Consequently, the following amendments were made:
- changes to timetables for seeking quotations of securities under LR 2.8 and corporate action under appendixes 6A and 7A; and
- changes to notification requirements for buy-backs, issues, conversions and cancellations of securities and cancellation, deferral or reductions of previously announced dividends.
Of note is the addition of Appendix 3H “Notice of cession of securities” which requires notification to the ASX within five business days of a completion buy-back for a minimum holding buy-back or within five business days of giving ASX the final notice for the buy-back for all other cases.
Company officeholders should be sure that the lodgement of forms adheres to these updated time periods and notification requirements.
GN19 – Performance Securities
The rules surrounding performance shares continue to be a focus area for the ASX following additional revision to ASX GN 19 – Performance Securities.
Previous amendments were discussed in our earlier article ASX Guidance Notes changes.
The amendments include:
- ASX’s position on agreements that issue or transfer ordinary shares in the future upon completion of a performance milestone will be treated as performance securities for the purposes of GN 19; and
- the application of “arm’s length control transaction securities”, “ordinary course of business acquisition securities” and “ordinary course of business remuneration securities” in relation to in-principle advice.
Refer to ASX Compliance Update no. 02/21 for a full list of the changes.
Agreements to issue or transfer ordinary shares in the future
Under the revised changes in section 7 of GN 19, the ASX will treat an agreement entered into by an entity to issue or transfer ordinary shares in the future if a nominated performance milestone is met as performance securities. These performance securities must comply with GN 19 and will require security holder approval unless one of the exceptions applies.
ASX details the issues those agreements can raise under LR 7.1 and 7.3.4.
ASX does not require entities to apply for in-principle advice in relation to an issue of:
- “arms length control transaction securities” pursuant to a takeover bid under Chapter 6 or merger by way of scheme of arrangement under Part 5.1 of the Corporations Act;
- “ordinary course of business remuneration securities” as part of the remuneration package under an employee incentive scheme; and
- “ordinary course of business acquisition securities” issued by a listed entity under an agreement to acquire an undertaking provided there is no connection with a re-compliance listing and the issue is linked to the undertaking and has been approved by the board or a committee of the board.

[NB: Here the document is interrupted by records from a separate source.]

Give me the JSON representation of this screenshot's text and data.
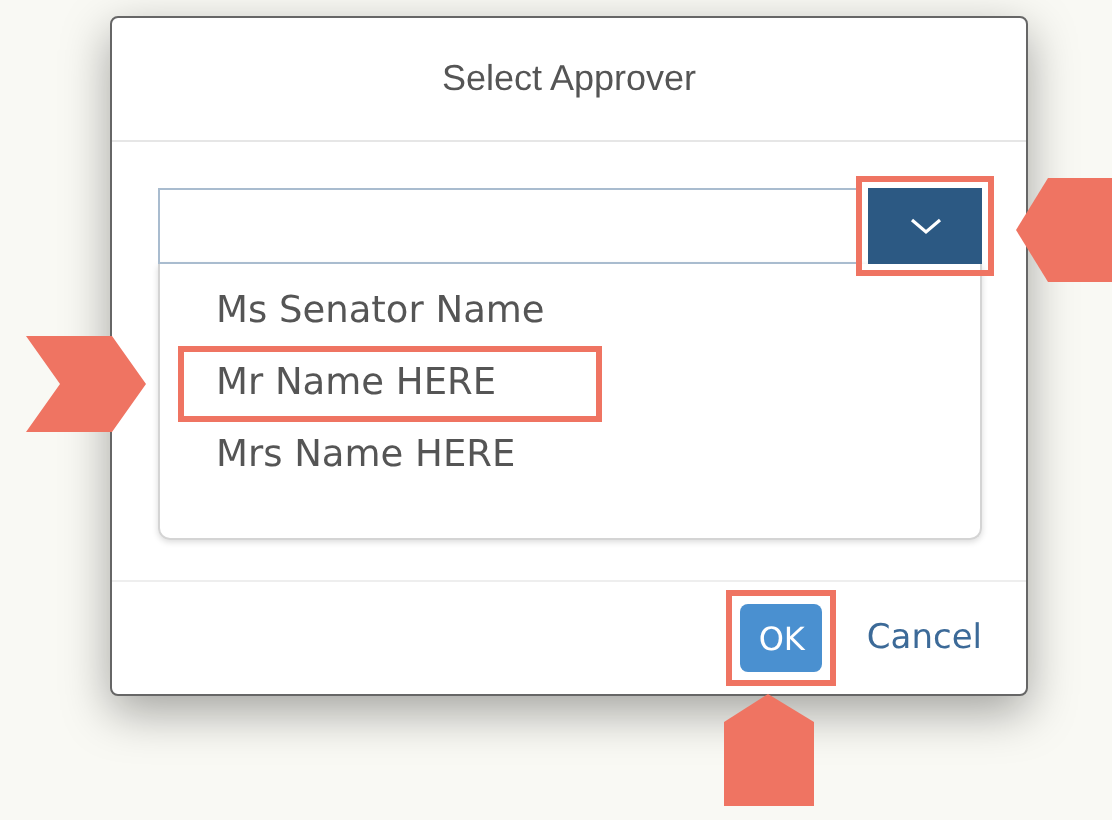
{
  "dialog": {
    "title": "Select Approver"
  },
  "dropdown_button": {
    "annotated": true
  },
  "options": [
    {
      "label": "Ms Senator Name",
      "annotated": false
    },
    {
      "label": "Mr Name HERE",
      "annotated": true
    },
    {
      "label": "Mrs Name HERE",
      "annotated": false
    }
  ],
  "buttons": [
    {
      "label": "OK",
      "kind": "primary",
      "annotated": true
    },
    {
      "label": "Cancel",
      "kind": "link",
      "annotated": false
    }
  ]
}
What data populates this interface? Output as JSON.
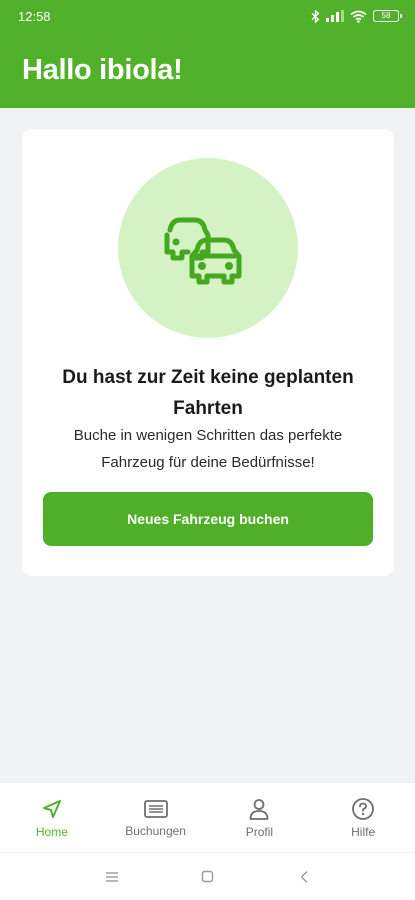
{
  "status_bar": {
    "time": "12:58",
    "battery": "58"
  },
  "header": {
    "title": "Hallo ibiola!"
  },
  "empty_state": {
    "illustration_icon": "cars-icon",
    "title": "Du hast zur Zeit keine geplanten Fahrten",
    "text": "Buche in wenigen Schritten das perfekte Fahrzeug für deine Bedürfnisse!",
    "button_label": "Neues Fahrzeug buchen"
  },
  "bottom_nav": {
    "items": [
      {
        "label": "Home",
        "icon": "navigation-arrow-icon",
        "active": true
      },
      {
        "label": "Buchungen",
        "icon": "list-icon",
        "active": false
      },
      {
        "label": "Profil",
        "icon": "person-icon",
        "active": false
      },
      {
        "label": "Hilfe",
        "icon": "help-icon",
        "active": false
      }
    ]
  },
  "colors": {
    "brand_green": "#52b12a",
    "illustration_bg": "#d4f2c4",
    "page_bg": "#f1f2f4"
  }
}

The terms attaching to the performance securities must comply with the base requirements for performance securities, appropriate and equitable numbers of performance securities and appropriate and equitable performance milestones under sections 9, 10 and 11 of GN 19 respectively.
In addition, ASX has also provided clarification that security holder approval under section 12 and an independent expert report under section 13 is not required for these performance securities.
Entities should carefully consider GN19 prior to structuring legal agreements that issue performance securities.